Ficou um momento imóvel, de olhos em êxtase. E continuou: Deu-se o mesmo comigo. Ouro... cédulas... Pois sim! Aquilo é como um cortiço de abelhas, cujo trabalho ninguém vê. Sabe-se lá como eles ganham... O dinheiro entra e sai, exatamente como as abelhas no cortiço, mas o trabalho! ... O trabalho é segredo dos homens.
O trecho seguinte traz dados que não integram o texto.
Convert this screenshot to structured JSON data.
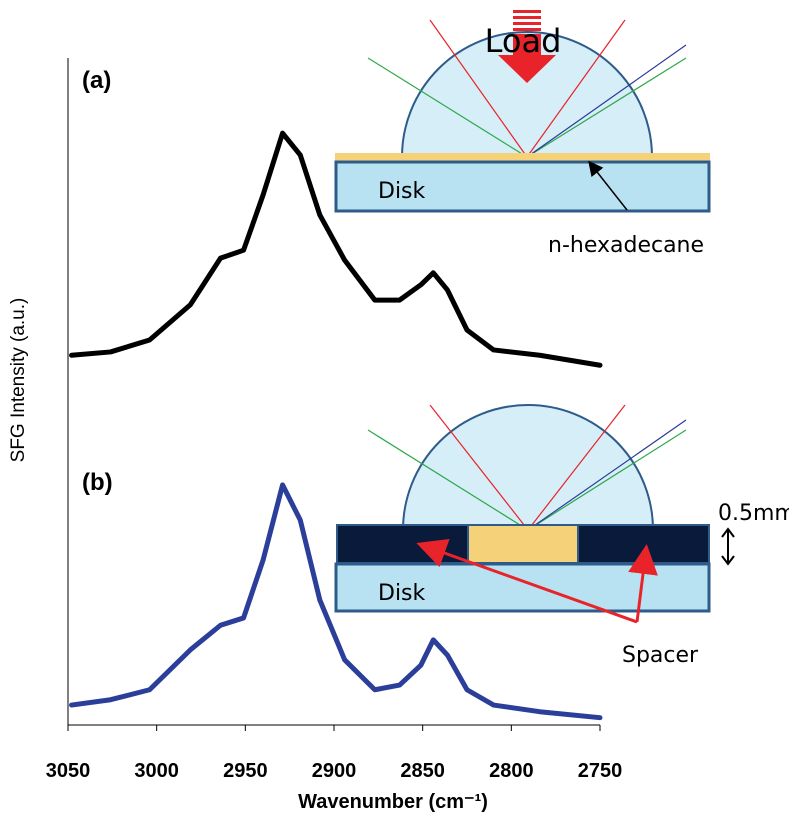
{
  "chart_data": {
    "type": "line",
    "xlabel": "Wavenumber (cm⁻¹)",
    "ylabel": "SFG Intensity (a.u.)",
    "x": [
      3048,
      3026,
      3004,
      2981,
      2964,
      2951,
      2940,
      2929,
      2919,
      2908,
      2894,
      2877,
      2863,
      2851,
      2844,
      2836,
      2825,
      2810,
      2784,
      2750
    ],
    "series": [
      {
        "name": "(a)",
        "color": "#000000",
        "values": [
          55.6,
          56.1,
          57.9,
          63.2,
          70.2,
          71.4,
          79.7,
          89.0,
          85.7,
          76.7,
          69.9,
          63.9,
          63.9,
          66.2,
          68.0,
          65.4,
          59.4,
          56.4,
          55.6,
          54.1
        ]
      },
      {
        "name": "(b)",
        "color": "#2b3f9a",
        "values": [
          3.0,
          3.8,
          5.3,
          11.3,
          15.0,
          16.1,
          24.8,
          36.1,
          30.8,
          18.8,
          9.8,
          5.3,
          6.0,
          9.0,
          12.8,
          10.5,
          5.3,
          3.0,
          2.0,
          1.1
        ]
      }
    ],
    "xlim": [
      3050,
      2750
    ],
    "xticks": [
      3050,
      3000,
      2950,
      2900,
      2850,
      2800,
      2750
    ],
    "ylim": [
      0,
      100
    ],
    "annotations": [
      "Load",
      "Disk",
      "n-hexadecane",
      "Disk",
      "Spacer",
      "0.5mm"
    ]
  }
}
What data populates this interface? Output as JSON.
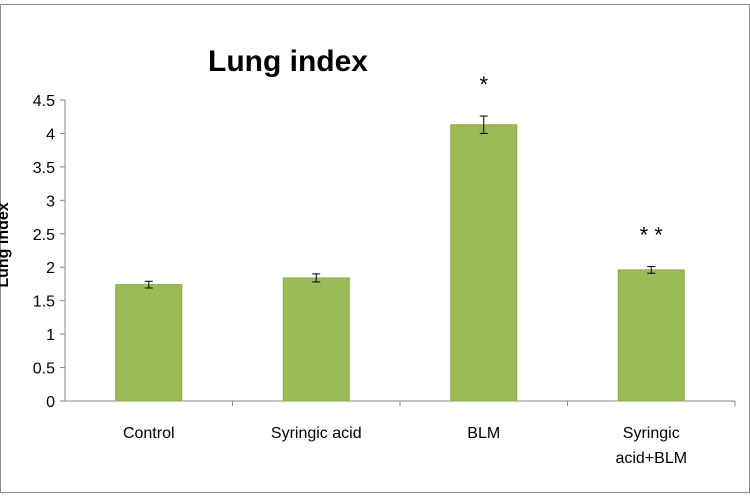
{
  "chart_data": {
    "type": "bar",
    "title": "Lung index",
    "ylabel": "Lung index",
    "xlabel": "",
    "categories": [
      [
        "Control"
      ],
      [
        "Syringic acid"
      ],
      [
        "BLM"
      ],
      [
        "Syringic",
        "acid+BLM"
      ]
    ],
    "values": [
      1.74,
      1.84,
      4.13,
      1.96
    ],
    "errors": [
      0.05,
      0.06,
      0.13,
      0.05
    ],
    "annotations": [
      "",
      "",
      "*",
      "**"
    ],
    "ylim": [
      0,
      4.5
    ],
    "yticks": [
      "0",
      "0.5",
      "1",
      "1.5",
      "2",
      "2.5",
      "3",
      "3.5",
      "4",
      "4.5"
    ],
    "grid": false,
    "legend": false,
    "bar_color": "#9bbb59",
    "bar_edge_color": "#8aab4a"
  }
}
Que sou eu naquela balbúrdia? uma igual? não — uma estrangeira em terra alheia, uma mulher entre homens. Intrusa. Não te iludas. Eles aceitam-nos, como o fazendeiro aceita o colono para o trabalho da terra. E a morena suspirou balançando a cabeça: Que saudade da minha Pátria!

— Que Pátria? Pois estás no Brasil e tens saudade da Pátria?

— Eu digo: a minha, a nossa Pátria, a Pátria da mulher, entendes? a nossa casa, a nossa gente, tudo que é nosso, o lar onde nos criamos, o aconchego doméstico. Nós somos de outra região e, entre os homens, por mais que façamos, nunca chegaremos ao que eles são. Entramos-lhes pelos domínios, como os colonos entram pelas terras, sempre, porém, havidos como emigrantes. Aproveitam-se do nosso trabalho, mantendo-nos, porém, à distância. Volto à Pátria, torno aos meus. Pobre, mas feliz.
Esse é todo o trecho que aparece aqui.